Zelf vind ik de volgende redenering het meest overtuigend. We hebben als samenleving "afgesproken" dat we geen echte armoede tolereren, dus dat we iedereen een minimum levenspeil garanderen. Consequent doorgevoerd (wat meestal niet gebeurt) leidt dit tot een recht op inkomen (uiteraard een minimuminkomen). De eenvoudigste en minst bureaucratische manier om dit te verwezenlijken is een (individueel, onvoorwaardelijk) basisinkomen. Minst bureaucratisch wil in dit verband vooral ook zeggen: met de minste kans dat ambtenaren in je priv‚-leven mogen neuzen.


    Recht op inkomen

De weerstanden tegen het basisinkomen draaien altijd rond de angst dat mensen misschien wel niet meer zullen willen werken. Voor iedere bureaucraat en rechtgeaarde conservatief is dat een vreselijk schrikbeeld: "Ledigheid is des duivels oorkussen." Wat hier ten diepste onder zit is de angst voor vrijheid.

De regering en de politieke partijen, van links tot rechts, beweren dat het "recht op werk" boven het recht op inkomen moet worden gesteld. Dat menen ze niet, want als het erop aankomt wil niemand het minimumloon zover verlagen dat Nederland met de derde wereld kan concurreren.
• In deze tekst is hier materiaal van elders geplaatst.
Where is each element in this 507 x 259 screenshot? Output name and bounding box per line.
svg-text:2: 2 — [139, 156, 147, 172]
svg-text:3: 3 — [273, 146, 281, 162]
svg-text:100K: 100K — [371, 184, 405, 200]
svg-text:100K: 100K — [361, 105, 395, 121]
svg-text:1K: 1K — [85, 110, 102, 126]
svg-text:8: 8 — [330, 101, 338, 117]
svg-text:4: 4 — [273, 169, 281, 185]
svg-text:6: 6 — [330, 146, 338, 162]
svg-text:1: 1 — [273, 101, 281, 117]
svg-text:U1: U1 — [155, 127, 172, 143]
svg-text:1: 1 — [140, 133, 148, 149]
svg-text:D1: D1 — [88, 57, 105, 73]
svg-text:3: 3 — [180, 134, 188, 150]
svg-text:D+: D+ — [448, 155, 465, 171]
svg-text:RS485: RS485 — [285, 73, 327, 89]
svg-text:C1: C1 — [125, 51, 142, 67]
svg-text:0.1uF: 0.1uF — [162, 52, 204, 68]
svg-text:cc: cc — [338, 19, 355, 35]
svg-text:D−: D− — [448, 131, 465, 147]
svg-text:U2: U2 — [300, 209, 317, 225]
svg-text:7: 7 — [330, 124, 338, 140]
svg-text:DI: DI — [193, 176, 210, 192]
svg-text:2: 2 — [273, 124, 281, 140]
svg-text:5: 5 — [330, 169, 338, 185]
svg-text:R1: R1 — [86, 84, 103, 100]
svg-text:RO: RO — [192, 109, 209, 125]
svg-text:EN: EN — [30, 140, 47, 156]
Ze roepen het heel hard en hopen dan maar dat ze niet echt voor de keus worden gesteld. Vandaar die nadruk op meer werkgelegenheid. Hoe minder zicht er is op herstel van de volledige werkgelegenheid, hoe harder men schreeuwt over "recht op werk". Intussen kennen we natuurlijk stiekem al een recht op inkomen, want alle intimidatie en criminalisering van de uitkeringsgerechtigden ten spijt, zullen de Sociale Diensten iemand niet laten verhongeren. Alleen, dat mag niet hardop worden gezegd, want stel je toch eens voor dat een bijstandsontvanger zegt: "mij is het zo best; trek voor mijn part die 10% boete af en zeur me verder niet aan m'n kop." Dan zou die bijstandsontvanger niet zielig meer zijn! Tja en dat kan niet, want als iemand die niet werkt niet zielig is, dan zou zich de gedachte wel eens kunnen opdringen dat iemand die werkt zielig is.

Recht op werk, maar als je dat recht niet opeist krijg je een boete. Stel, u hebt recht op huursubsidie, maar u ziet er vanaf; krijgt u voor straf huurverhoging. Er wringt iets, dat is duidelijk. Als werken echt iets fijns was, zou iemand die niet werkt alleen maar zijn recht erop verspelen, en dat zou dan al straf genoeg zijn zonder boete. Maar werken is (meestal) lang niet zo fijn als met "recht op werk" wordt gesuggereerd. Bijgevolg bedoelt iemand die over "recht op werk" leutert altijd "plicht tot werk". Daar hebben we dan de tegenstelling in z'n zuivere vorm. Het is ofwel recht op een basisinkomen, ofwel plicht tot werk. Wie tegen een basisinkomen is, komt vroeg of laat met de plicht tot werken op de proppen. En wie, omgekeerd, werken tot een plicht maakt, wil niet echt een basisinkomen. In een boekje uit 1978 pleitte de PPR voor een basisinkomen, maar daar moest dan toch wel minstens vrijwilligerswerk tegenover staan, dat dan bij de instanties gemeld moest worden. Ja, sorry, maar dan is het geen basisinkomen, want dan bestaat, hoe theoretisch ook, de mogelijkheid dat de uitkering wordt ingetrokken.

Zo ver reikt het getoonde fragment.